En ce qui concerne l’ambiance sonore, celle-ci était impeccable durant notre essai. Nous avons appris que les musiques d’ambiance étaient composées par une artiste iranienne (ouf, nous pouvons oublier le son hip-hop du trailer), tandis que les thèmes des boss étaient faites par le décidément très prolifique Gareth Coker (Halo Infinite, Ori and the Will of the Wisps). Puisque nous évoquons les boss, ces derniers sont impressionnants. À l’instar d’un Metroid Dread, ils demandent un apprentissage des patterns ainsi que de beaucoup de doigté pour être vaincus. Le style du jeu s’inspire des comics et des animés japonais dans ses cutscenes, mais aussi dans ses effets spéciaux. À titre d’exemple, les super attaques rappellent celles que nous pouvons voir dans des épisodes de Dragon Ball Z. Fans de versus fighting, les vétérans du studio ont aussi veillé à ce que le rythme soit toujours soutenu pendant les combats grâce à des animations keyframe précises. L’équipe déclare que ce Prince of Persia puise dans la pop culture dans le but de moderniser sa présentation. Il suffit de voir le look du héros, très inspiré de celui de Jago (Killer Instinct), pour s’en rendre compte.

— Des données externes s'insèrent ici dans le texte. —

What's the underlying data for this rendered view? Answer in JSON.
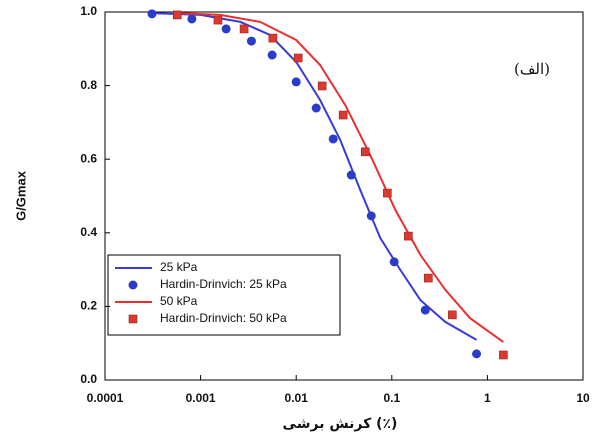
{
  "chart_data": {
    "type": "line",
    "xlabel": "کرنش برشی (٪)",
    "ylabel": "G/Gmax",
    "annotation": "(الف)",
    "xscale": "log",
    "xlim": [
      0.0001,
      10
    ],
    "xticks": [
      0.0001,
      0.001,
      0.01,
      0.1,
      1,
      10
    ],
    "ylim": [
      0,
      1
    ],
    "yticks": [
      {
        "value": 0,
        "label": "0.0"
      },
      0.2,
      0.4,
      0.6,
      0.8,
      {
        "value": 1,
        "label": "1.0"
      }
    ],
    "legend": "lower left",
    "series": [
      {
        "name": "25 kPa",
        "color": "#3a3ad8",
        "mode": "line",
        "x": [
          0.00031,
          0.001,
          0.0026,
          0.0053,
          0.01,
          0.0178,
          0.0289,
          0.0468,
          0.0758,
          0.123,
          0.199,
          0.363,
          0.77
        ],
        "values": [
          0.997,
          0.992,
          0.973,
          0.938,
          0.864,
          0.761,
          0.652,
          0.516,
          0.386,
          0.299,
          0.217,
          0.158,
          0.109
        ]
      },
      {
        "name": "Hardin-Drinvich: 25 kPa",
        "color": "#2a3cc8",
        "mode": "markers",
        "marker": "circle",
        "x": [
          0.00031,
          0.00081,
          0.00185,
          0.0034,
          0.0056,
          0.01,
          0.0162,
          0.0244,
          0.0377,
          0.061,
          0.106,
          0.224,
          0.77
        ],
        "values": [
          0.995,
          0.981,
          0.954,
          0.921,
          0.883,
          0.81,
          0.739,
          0.655,
          0.557,
          0.446,
          0.321,
          0.19,
          0.071
        ]
      },
      {
        "name": "50 kPa",
        "color": "#e83030",
        "mode": "line",
        "x": [
          0.00057,
          0.0016,
          0.0042,
          0.01,
          0.0178,
          0.0326,
          0.0596,
          0.109,
          0.199,
          0.363,
          0.66,
          1.47
        ],
        "values": [
          0.997,
          0.992,
          0.973,
          0.924,
          0.856,
          0.747,
          0.611,
          0.462,
          0.34,
          0.245,
          0.168,
          0.103
        ]
      },
      {
        "name": "Hardin-Drinvich: 50 kPa",
        "color": "#d63a30",
        "mode": "markers",
        "marker": "square",
        "x": [
          0.00057,
          0.00152,
          0.00285,
          0.0057,
          0.0105,
          0.0187,
          0.031,
          0.0528,
          0.0898,
          0.149,
          0.241,
          0.43,
          1.47
        ],
        "values": [
          0.992,
          0.978,
          0.954,
          0.929,
          0.875,
          0.799,
          0.72,
          0.62,
          0.508,
          0.391,
          0.277,
          0.177,
          0.068
        ]
      }
    ]
  }
}
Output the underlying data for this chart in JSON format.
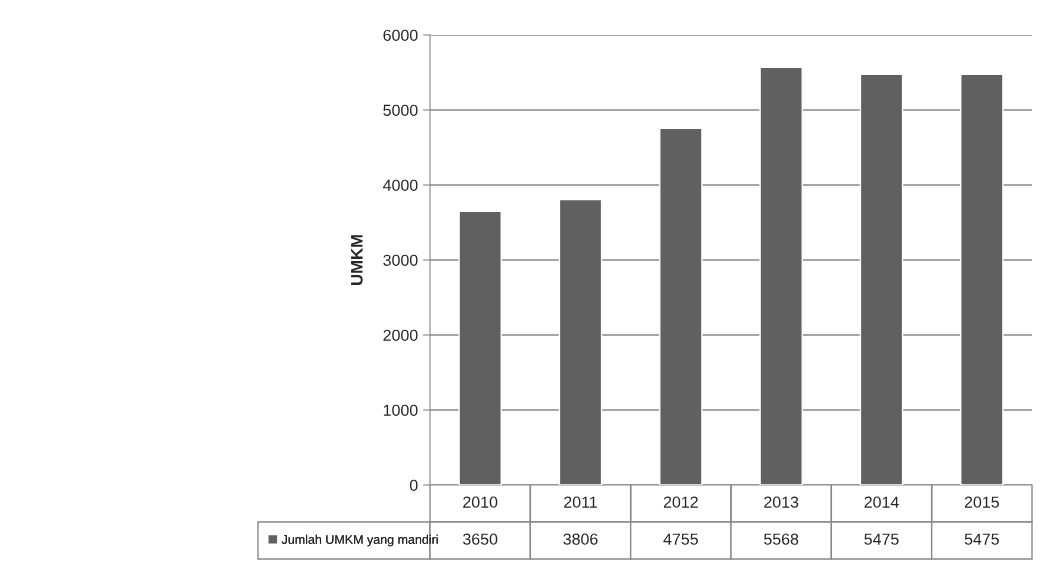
{
  "chart_data": {
    "type": "bar",
    "ylabel": "UMKM",
    "categories": [
      "2010",
      "2011",
      "2012",
      "2013",
      "2014",
      "2015"
    ],
    "series": [
      {
        "name": "Jumlah UMKM yang mandiri",
        "color": "#606060",
        "values": [
          3650,
          3806,
          4755,
          5568,
          5475,
          5475
        ]
      }
    ],
    "ylim": [
      0,
      6000
    ],
    "yticks": [
      0,
      1000,
      2000,
      3000,
      4000,
      5000,
      6000
    ],
    "grid": "y",
    "legend": "bottom",
    "data_labels": true
  }
}
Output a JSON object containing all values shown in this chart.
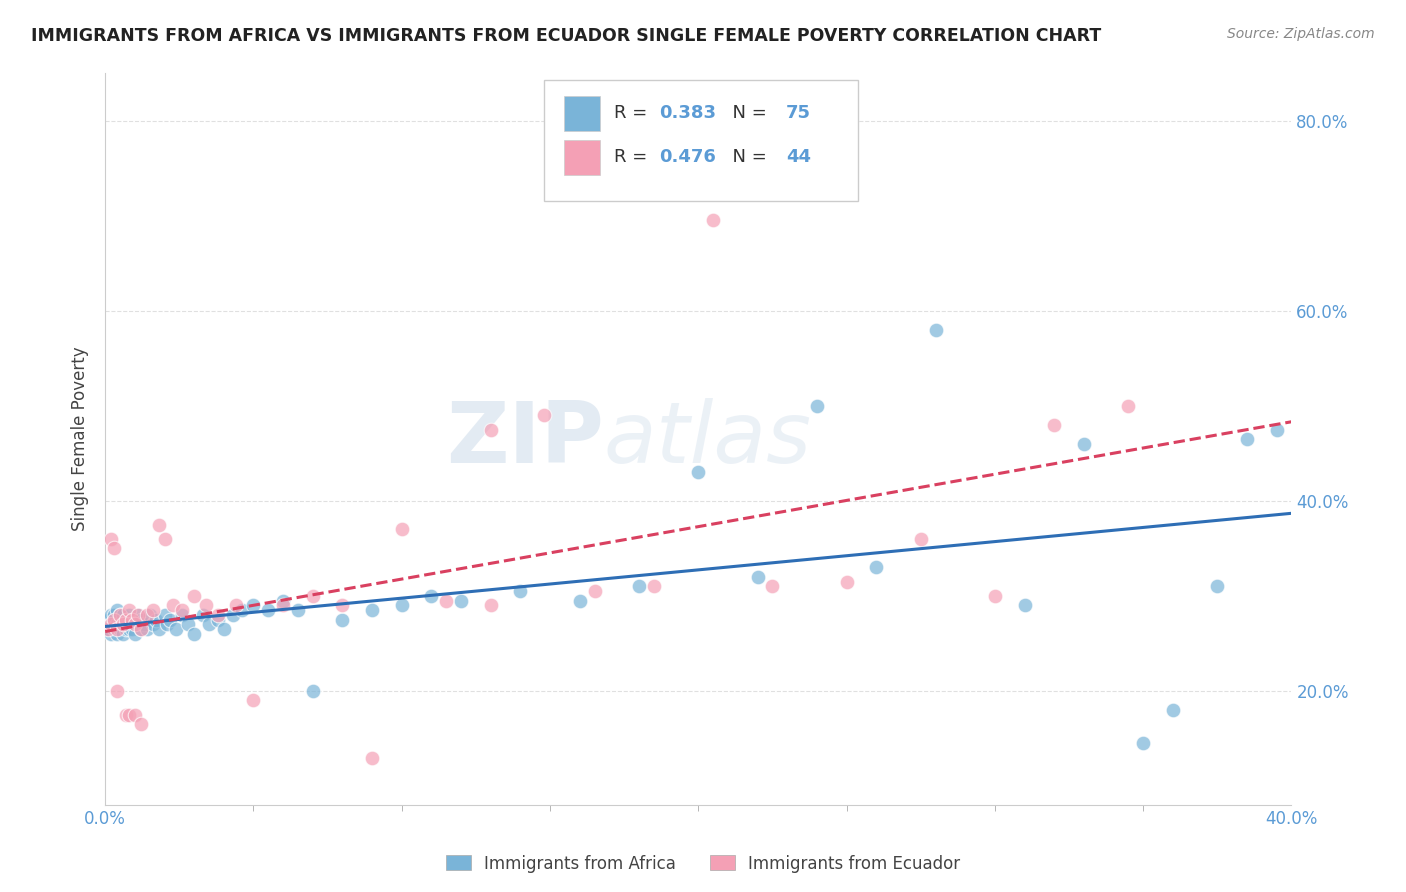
{
  "title": "IMMIGRANTS FROM AFRICA VS IMMIGRANTS FROM ECUADOR SINGLE FEMALE POVERTY CORRELATION CHART",
  "source": "Source: ZipAtlas.com",
  "ylabel": "Single Female Poverty",
  "legend_bottom": [
    "Immigrants from Africa",
    "Immigrants from Ecuador"
  ],
  "r_africa": 0.383,
  "n_africa": 75,
  "r_ecuador": 0.476,
  "n_ecuador": 44,
  "color_africa": "#7ab4d8",
  "color_ecuador": "#f4a0b5",
  "color_trendline_africa": "#2e6eb5",
  "color_trendline_ecuador": "#d94060",
  "color_axis_labels": "#5b9bd5",
  "xlim": [
    0.0,
    0.4
  ],
  "ylim": [
    0.08,
    0.85
  ],
  "africa_x": [
    0.001,
    0.001,
    0.002,
    0.002,
    0.002,
    0.003,
    0.003,
    0.003,
    0.004,
    0.004,
    0.004,
    0.005,
    0.005,
    0.005,
    0.006,
    0.006,
    0.006,
    0.007,
    0.007,
    0.007,
    0.008,
    0.008,
    0.008,
    0.009,
    0.009,
    0.01,
    0.01,
    0.011,
    0.011,
    0.012,
    0.012,
    0.013,
    0.014,
    0.015,
    0.016,
    0.017,
    0.018,
    0.02,
    0.021,
    0.022,
    0.024,
    0.026,
    0.028,
    0.03,
    0.033,
    0.035,
    0.038,
    0.04,
    0.043,
    0.046,
    0.05,
    0.055,
    0.06,
    0.065,
    0.07,
    0.08,
    0.09,
    0.1,
    0.11,
    0.12,
    0.14,
    0.16,
    0.18,
    0.2,
    0.22,
    0.24,
    0.26,
    0.28,
    0.31,
    0.33,
    0.35,
    0.36,
    0.375,
    0.385,
    0.395
  ],
  "africa_y": [
    0.265,
    0.275,
    0.27,
    0.28,
    0.26,
    0.275,
    0.265,
    0.28,
    0.27,
    0.285,
    0.26,
    0.275,
    0.265,
    0.28,
    0.27,
    0.26,
    0.28,
    0.275,
    0.265,
    0.27,
    0.265,
    0.275,
    0.28,
    0.27,
    0.265,
    0.275,
    0.26,
    0.27,
    0.28,
    0.275,
    0.265,
    0.27,
    0.265,
    0.28,
    0.27,
    0.275,
    0.265,
    0.28,
    0.27,
    0.275,
    0.265,
    0.28,
    0.27,
    0.26,
    0.28,
    0.27,
    0.275,
    0.265,
    0.28,
    0.285,
    0.29,
    0.285,
    0.295,
    0.285,
    0.2,
    0.275,
    0.285,
    0.29,
    0.3,
    0.295,
    0.305,
    0.295,
    0.31,
    0.43,
    0.32,
    0.5,
    0.33,
    0.58,
    0.29,
    0.46,
    0.145,
    0.18,
    0.31,
    0.465,
    0.475
  ],
  "ecuador_x": [
    0.001,
    0.002,
    0.003,
    0.004,
    0.005,
    0.006,
    0.007,
    0.008,
    0.009,
    0.01,
    0.011,
    0.012,
    0.014,
    0.016,
    0.018,
    0.02,
    0.023,
    0.026,
    0.03,
    0.034,
    0.038,
    0.044,
    0.05,
    0.06,
    0.07,
    0.08,
    0.09,
    0.1,
    0.115,
    0.13,
    0.148,
    0.165,
    0.185,
    0.205,
    0.225,
    0.25,
    0.275,
    0.3,
    0.32,
    0.345
  ],
  "ecuador_y": [
    0.265,
    0.27,
    0.275,
    0.265,
    0.28,
    0.27,
    0.275,
    0.285,
    0.275,
    0.27,
    0.28,
    0.265,
    0.28,
    0.285,
    0.375,
    0.36,
    0.29,
    0.285,
    0.3,
    0.29,
    0.28,
    0.29,
    0.19,
    0.29,
    0.3,
    0.29,
    0.13,
    0.37,
    0.295,
    0.29,
    0.49,
    0.305,
    0.31,
    0.695,
    0.31,
    0.315,
    0.36,
    0.3,
    0.48,
    0.5
  ],
  "ecuador_x_extra": [
    0.002,
    0.003,
    0.004,
    0.007,
    0.008,
    0.01,
    0.012,
    0.13
  ],
  "ecuador_y_extra": [
    0.36,
    0.35,
    0.2,
    0.175,
    0.175,
    0.175,
    0.165,
    0.475
  ],
  "background_color": "#ffffff",
  "grid_color": "#e0e0e0",
  "watermark_text": "ZIPatlas",
  "xtick_vals": [
    0.0,
    0.4
  ],
  "xtick_labels": [
    "0.0%",
    "40.0%"
  ],
  "xtick_minor_vals": [
    0.05,
    0.1,
    0.15,
    0.2,
    0.25,
    0.3,
    0.35
  ],
  "ytick_vals": [
    0.2,
    0.4,
    0.6,
    0.8
  ],
  "ytick_labels": [
    "20.0%",
    "40.0%",
    "60.0%",
    "80.0%"
  ]
}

Voilà qui fait plaisir. Avec ce nouveau Prince of Persia, nous retrouvons l’Ubisoft que nous aimons, celui qui n’a pas hésité à prendre des risques avec une série mythique qui existe depuis 30 ans. S’appuyant sur les meilleures références du genre tout en apportant sa touche personnelle, ce Metroidvania musclé nous paraît pour le moment impeccable. Bien sûr, il y a encore beaucoup de choses à vérifier, mais pour le moment, nous sommes diablement conquis. Prince of Persia : The Lost Crown sortira le 18 janvier 2024 sur Nintendo Switch, Xbox Series X/S, PlayStation 5, Xbox One, PlayStation 4 et PC.